Les résultats s'alignent sur une poussée conservatrice plus large pour lutter contre la baisse du taux de natalité du pays, une cause défendue par le vice-président JD Vance. « Notre peuple n'a pas assez d'enfants pour se remplacer. Cela devrait nous déranger », a déclaré Vance en 2019. Lors de son premier discours en tant que vice-président, il a déclaré aux participants de March for Life, « je veux plus de bébés aux États-Unis d'Amérique. »
Plutôt que de se concentrer sur l'expansion des subventions aux services de garde ou des congés parentaux payants, Vance et des groupes comme IFS favorisent les politiques qui soutiennent les parents qui restent à la maison et développent l'accès à un logement abordable. Cela comprend les propositions de construction de maisons sur des terres fédérales, de réduire les formalités administratives et d'atténuer les réglementations d'utilisation des terres pour stimuler la construction.
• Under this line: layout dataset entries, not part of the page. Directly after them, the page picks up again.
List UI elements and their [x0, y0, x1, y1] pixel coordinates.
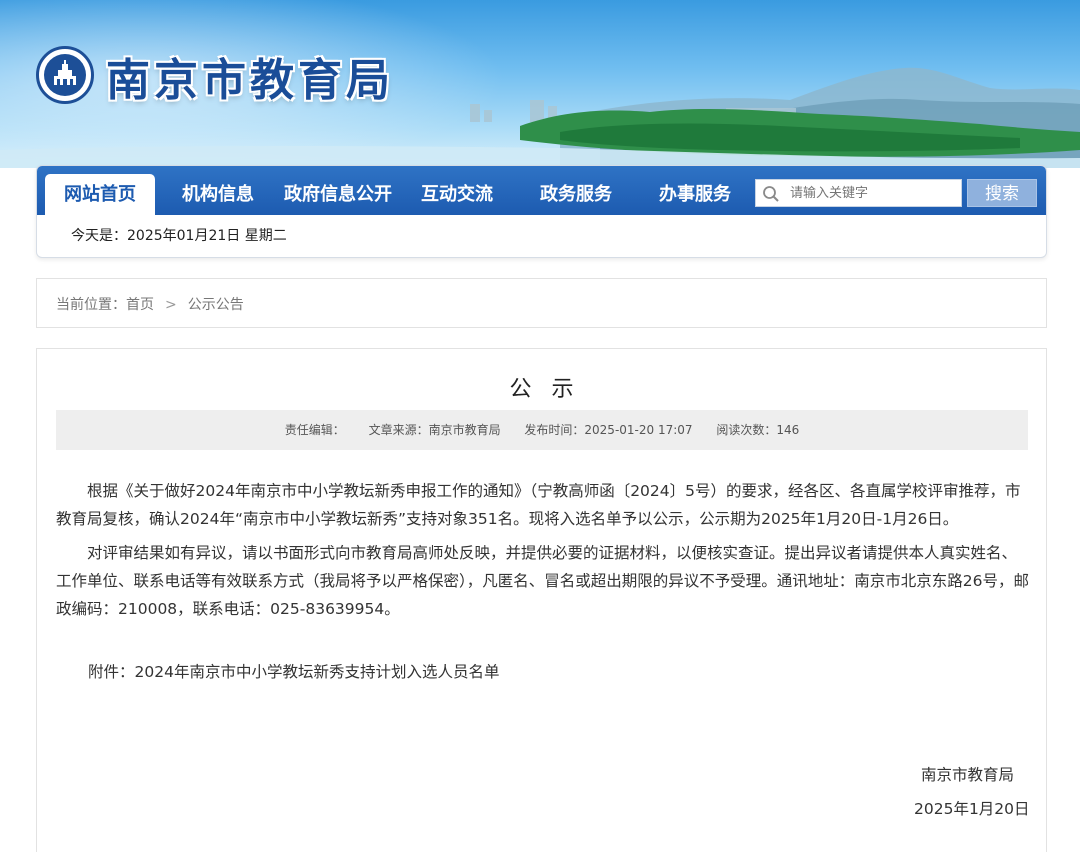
nav-bar: 网站首页 机构信息 政府信息公开 互动交流 政务服务 办事服务 搜索: [37, 166, 1046, 215]
breadcrumb-separator: >: [165, 297, 177, 313]
search-button[interactable]: 搜索: [967, 179, 1037, 207]
header-banner: 南京市教育局: [0, 0, 1080, 168]
nanjing-emblem-icon: [36, 46, 94, 104]
signature-date: 2025年1月20日: [914, 800, 1030, 818]
nav-item-affairs-services[interactable]: 办事服务: [649, 174, 741, 215]
meta-source: 文章来源：南京市教育局: [368, 423, 501, 437]
search-icon: [763, 186, 779, 202]
breadcrumb-home-link[interactable]: 首页: [126, 297, 154, 313]
article-title: 公示: [509, 377, 594, 402]
article-paragraph: 根据《关于做好2024年南京市中小学教坛新秀申报工作的通知》（宁教高师函〔202…: [56, 482, 1021, 528]
main-navigation: 网站首页 机构信息 政府信息公开 互动交流 政务服务 办事服务 搜索 今天是：2…: [36, 165, 1047, 258]
breadcrumb: 当前位置：首页 > 公示公告: [56, 294, 244, 314]
nav-item-gov-info[interactable]: 政府信息公开: [281, 174, 395, 215]
breadcrumb-container: 当前位置：首页 > 公示公告: [36, 278, 1047, 328]
today-date: 今天是：2025年01月21日 星期二: [71, 228, 287, 244]
breadcrumb-current-link[interactable]: 公示公告: [188, 297, 244, 313]
breadcrumb-prefix: 当前位置：: [56, 297, 126, 313]
attachment-link[interactable]: 附件：2024年南京市中小学教坛新秀支持计划入选人员名单: [88, 660, 499, 682]
article-paragraph: 对评审结果如有异议，请以书面形式向市教育局高师处反映，并提供必要的证据材料，以便…: [56, 544, 1029, 618]
site-title: 南京市教育局: [106, 55, 394, 106]
search-box: [755, 179, 962, 207]
article-meta-bar: 责任编辑： 文章来源：南京市教育局 发布时间：2025-01-20 17:07 …: [56, 410, 1028, 450]
nav-item-interaction[interactable]: 互动交流: [411, 174, 503, 215]
meta-view-count: 阅读次数：146: [716, 423, 800, 437]
search-input[interactable]: [790, 182, 958, 204]
meta-editor: 责任编辑：: [284, 423, 345, 437]
nav-item-home[interactable]: 网站首页: [45, 174, 155, 215]
nav-item-gov-services[interactable]: 政务服务: [530, 174, 622, 215]
meta-published-time: 发布时间：2025-01-20 17:07: [524, 423, 693, 437]
article-container: 公示 责任编辑： 文章来源：南京市教育局 发布时间：2025-01-20 17:…: [36, 348, 1047, 852]
nav-item-organization[interactable]: 机构信息: [172, 174, 264, 215]
signature-organization: 南京市教育局: [921, 766, 1015, 784]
Brad Wilcox, sociologue à l'Université de Virginie et cofondateur de l'IFS, a souligné que le type de logement des Américains veulent également. « Il y a ce désir de donner à vos enfants une jardin et d'avoir de l'espace pour se propager quand il s'agit d'avoir et d'élever une famille », a déclaré Wilcox Initié des affaires. Dans l'enquête IFS, 79% des répondants ont déclaré qu'ils préféraient vivre dans une maison individuelle et unifamiliale, bien que seulement 59% le font actuellement.
Wilcox a également noté que l'IFS a eu des discussions avec le Conseil de politique nationale de l'administration Trump et soutient leurs efforts pour vendre des terres fédérales pour le développement du logement. « Pour beaucoup de gens ordinaires, le chemin le plus préféré et le plus fructueux à poursuivre ici est d'essayer de trouver des moyens de rendre les logements unifamiliaux abordables plus accessibles aux Américains de la classe moyenne », a-t-il déclaré.
La recherche académique soutient les résultats de l'IFS. Les économistes Lisa Dettling et Melissa Schettini Kearney ont constaté dans un document national du National Bureau of Economic Research qu'une augmentation de 10% des prix des maisons a entraîné une baisse de 1% des naissances chez les non-propriétaires. Dans une mise à jour de février 2025, ils ont lié la montée en puissance des hypothèques à faible paiement dans les années 1930 à une augmentation significative du taux de natalité, contribuant au baby-boom d'après-guerre.
« Peut-être à quel point il est facile d'avoir des enfants, peut-il prendre trois mois de congé contre » Ai-je une chambre à coucher pour mettre cet enfant pendant les 18 prochaines années? « » Kearney, économiste à l'Université du Maryland, a dit Initié des affaires.
Alors que les pronatalistes et démocrates conservateurs peuvent différer dans leurs priorités de logement, les deux parties conviennent que les États-Unis doivent construire plus de maisons pour lutter contre l'abordabilité – une étape critique dans l'inversion du taux de natalité en baisse de l'Amérique.